The Treasury Department is preparing a report on deposit insurance as mandated by the savings and loan cleanup bill passed by Congress in 1989. Treasury Secretary Nicholas F. Brady has said that the report also would outline possible changes in banking laws that have been in effect since the 1930s.

Those laws, which separated the activities carried out by commercial banks, savings and loan institutions and investment banks, have been eroded by changes in technology and the emergence of new types of financial-service companies that compete with banks.

"In the age of the ATM {automatic teller machine} and the 800 number and in the face of intense competition from non-banks to meet the ... the consumer's credit needs, we must rethink and reexamine our existing regulations and the need for change," Bush said.
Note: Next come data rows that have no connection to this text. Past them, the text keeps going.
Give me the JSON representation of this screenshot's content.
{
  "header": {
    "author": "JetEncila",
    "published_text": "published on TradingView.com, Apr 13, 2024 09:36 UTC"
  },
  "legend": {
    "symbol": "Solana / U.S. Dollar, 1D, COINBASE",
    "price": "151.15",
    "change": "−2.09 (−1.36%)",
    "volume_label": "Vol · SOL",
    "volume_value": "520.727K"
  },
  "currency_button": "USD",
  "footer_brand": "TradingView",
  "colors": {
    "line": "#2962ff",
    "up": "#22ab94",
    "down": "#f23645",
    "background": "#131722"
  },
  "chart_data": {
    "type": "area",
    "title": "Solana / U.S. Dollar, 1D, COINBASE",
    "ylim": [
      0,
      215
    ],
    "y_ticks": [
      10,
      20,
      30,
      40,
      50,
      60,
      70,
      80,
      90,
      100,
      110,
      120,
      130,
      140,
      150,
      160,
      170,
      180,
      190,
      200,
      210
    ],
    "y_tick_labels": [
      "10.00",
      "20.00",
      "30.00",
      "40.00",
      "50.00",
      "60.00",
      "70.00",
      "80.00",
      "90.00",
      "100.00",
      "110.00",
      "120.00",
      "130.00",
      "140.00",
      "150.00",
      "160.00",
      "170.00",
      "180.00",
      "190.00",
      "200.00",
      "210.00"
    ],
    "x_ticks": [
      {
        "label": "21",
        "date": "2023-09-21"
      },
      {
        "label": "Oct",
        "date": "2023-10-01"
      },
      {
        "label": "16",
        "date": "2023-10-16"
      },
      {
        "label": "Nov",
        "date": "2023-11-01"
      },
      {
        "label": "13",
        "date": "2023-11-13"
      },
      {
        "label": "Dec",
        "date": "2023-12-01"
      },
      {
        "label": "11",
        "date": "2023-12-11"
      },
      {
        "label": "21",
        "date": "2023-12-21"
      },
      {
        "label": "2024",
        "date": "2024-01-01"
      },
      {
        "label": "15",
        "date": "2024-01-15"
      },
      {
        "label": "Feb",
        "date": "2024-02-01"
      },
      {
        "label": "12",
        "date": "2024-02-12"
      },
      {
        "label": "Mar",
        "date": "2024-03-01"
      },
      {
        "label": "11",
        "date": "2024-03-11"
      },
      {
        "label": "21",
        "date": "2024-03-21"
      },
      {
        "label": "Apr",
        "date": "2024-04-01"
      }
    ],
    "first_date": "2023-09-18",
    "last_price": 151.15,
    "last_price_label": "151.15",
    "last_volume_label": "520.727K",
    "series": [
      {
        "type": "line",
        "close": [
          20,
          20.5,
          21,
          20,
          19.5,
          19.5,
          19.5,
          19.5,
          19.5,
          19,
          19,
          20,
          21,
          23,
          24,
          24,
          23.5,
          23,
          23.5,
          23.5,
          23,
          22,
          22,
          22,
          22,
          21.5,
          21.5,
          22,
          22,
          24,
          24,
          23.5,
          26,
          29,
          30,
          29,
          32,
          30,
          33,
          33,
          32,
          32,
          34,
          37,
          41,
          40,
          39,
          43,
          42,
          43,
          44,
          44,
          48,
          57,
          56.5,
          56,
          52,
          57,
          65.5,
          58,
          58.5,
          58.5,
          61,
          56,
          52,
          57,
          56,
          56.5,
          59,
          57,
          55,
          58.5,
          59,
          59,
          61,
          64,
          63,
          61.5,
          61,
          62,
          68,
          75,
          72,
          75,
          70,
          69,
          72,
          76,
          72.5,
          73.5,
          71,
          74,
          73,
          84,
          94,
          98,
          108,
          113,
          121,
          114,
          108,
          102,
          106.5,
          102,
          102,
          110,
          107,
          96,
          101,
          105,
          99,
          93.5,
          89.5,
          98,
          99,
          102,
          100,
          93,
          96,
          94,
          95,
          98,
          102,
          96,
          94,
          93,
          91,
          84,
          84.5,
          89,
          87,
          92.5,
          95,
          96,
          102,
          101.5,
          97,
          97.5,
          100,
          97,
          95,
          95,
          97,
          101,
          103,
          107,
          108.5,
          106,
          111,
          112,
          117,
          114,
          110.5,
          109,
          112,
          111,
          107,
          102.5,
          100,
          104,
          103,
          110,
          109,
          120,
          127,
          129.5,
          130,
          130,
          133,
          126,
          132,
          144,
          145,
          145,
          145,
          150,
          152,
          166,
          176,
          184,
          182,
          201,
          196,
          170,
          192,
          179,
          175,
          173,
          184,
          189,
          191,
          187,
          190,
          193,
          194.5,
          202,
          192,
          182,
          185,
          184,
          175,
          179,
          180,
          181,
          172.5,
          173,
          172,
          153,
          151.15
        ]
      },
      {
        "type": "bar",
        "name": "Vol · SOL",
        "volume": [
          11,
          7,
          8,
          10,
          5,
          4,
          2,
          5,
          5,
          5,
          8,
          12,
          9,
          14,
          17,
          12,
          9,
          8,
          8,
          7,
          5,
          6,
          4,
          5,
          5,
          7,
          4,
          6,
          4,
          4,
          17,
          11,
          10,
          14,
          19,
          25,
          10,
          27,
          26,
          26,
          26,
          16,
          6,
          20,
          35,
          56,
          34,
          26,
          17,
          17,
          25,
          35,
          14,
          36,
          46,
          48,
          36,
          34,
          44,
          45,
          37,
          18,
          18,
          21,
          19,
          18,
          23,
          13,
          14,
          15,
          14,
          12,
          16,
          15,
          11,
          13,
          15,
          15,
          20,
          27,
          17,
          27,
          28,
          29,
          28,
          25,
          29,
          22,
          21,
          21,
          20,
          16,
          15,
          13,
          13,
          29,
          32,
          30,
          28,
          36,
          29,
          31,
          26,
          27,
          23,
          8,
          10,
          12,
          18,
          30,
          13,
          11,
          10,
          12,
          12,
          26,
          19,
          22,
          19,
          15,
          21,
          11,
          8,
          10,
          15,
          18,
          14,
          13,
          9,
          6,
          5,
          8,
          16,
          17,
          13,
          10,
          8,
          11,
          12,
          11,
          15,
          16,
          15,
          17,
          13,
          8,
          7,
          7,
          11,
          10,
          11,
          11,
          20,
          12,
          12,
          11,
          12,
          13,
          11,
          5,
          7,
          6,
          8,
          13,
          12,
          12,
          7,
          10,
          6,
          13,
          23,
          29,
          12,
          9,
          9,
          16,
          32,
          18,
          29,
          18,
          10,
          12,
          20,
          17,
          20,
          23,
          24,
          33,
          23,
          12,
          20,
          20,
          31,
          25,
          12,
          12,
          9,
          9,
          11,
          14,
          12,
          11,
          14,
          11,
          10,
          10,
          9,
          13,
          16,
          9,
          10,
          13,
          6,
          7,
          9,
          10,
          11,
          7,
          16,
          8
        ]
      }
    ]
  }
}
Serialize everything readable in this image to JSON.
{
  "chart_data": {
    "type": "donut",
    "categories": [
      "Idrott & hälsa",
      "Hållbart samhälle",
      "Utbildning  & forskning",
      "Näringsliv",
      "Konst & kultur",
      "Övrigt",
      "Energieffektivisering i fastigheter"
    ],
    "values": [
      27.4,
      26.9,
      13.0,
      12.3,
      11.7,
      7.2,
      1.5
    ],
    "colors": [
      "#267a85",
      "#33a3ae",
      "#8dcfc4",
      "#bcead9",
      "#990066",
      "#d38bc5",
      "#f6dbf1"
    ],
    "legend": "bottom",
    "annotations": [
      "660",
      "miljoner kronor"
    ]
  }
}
The president's speech gave no particulars about what reforms the Treasury would recommend, prompting one banker at the luncheon speech to say, "Well, at least he said that banking is important."

But other bankers said that the speech at least indicated that the White House would put its weight behind bank reform.

"This obviously is going to be top White House business next year and will command the direct attention of the president," said Thomas Ludlow Ashley, president of the Association of Bank Holding Companies and a college friend of Bush's.

Bush asked the bankers for support in winning passage for legislation next year.

Ashley said he expected new legislation would introduce "market discipline" into the banking system in addition to regulatory discipline, so that banks do not take reckless risks with money insured by American taxpayers. "We understand the necessity to limit the safety net," said Ashley. "The weak shouldn't be propped up. They should be allowed to fail."

Such reforms have been the focus of attention in the wake of the costly cleanup of the savings and loan industry.

"What's at stake," Bush added, "is not just the confidence for the American people in the banking system, but the profitability and the competitiveness of a key American industry."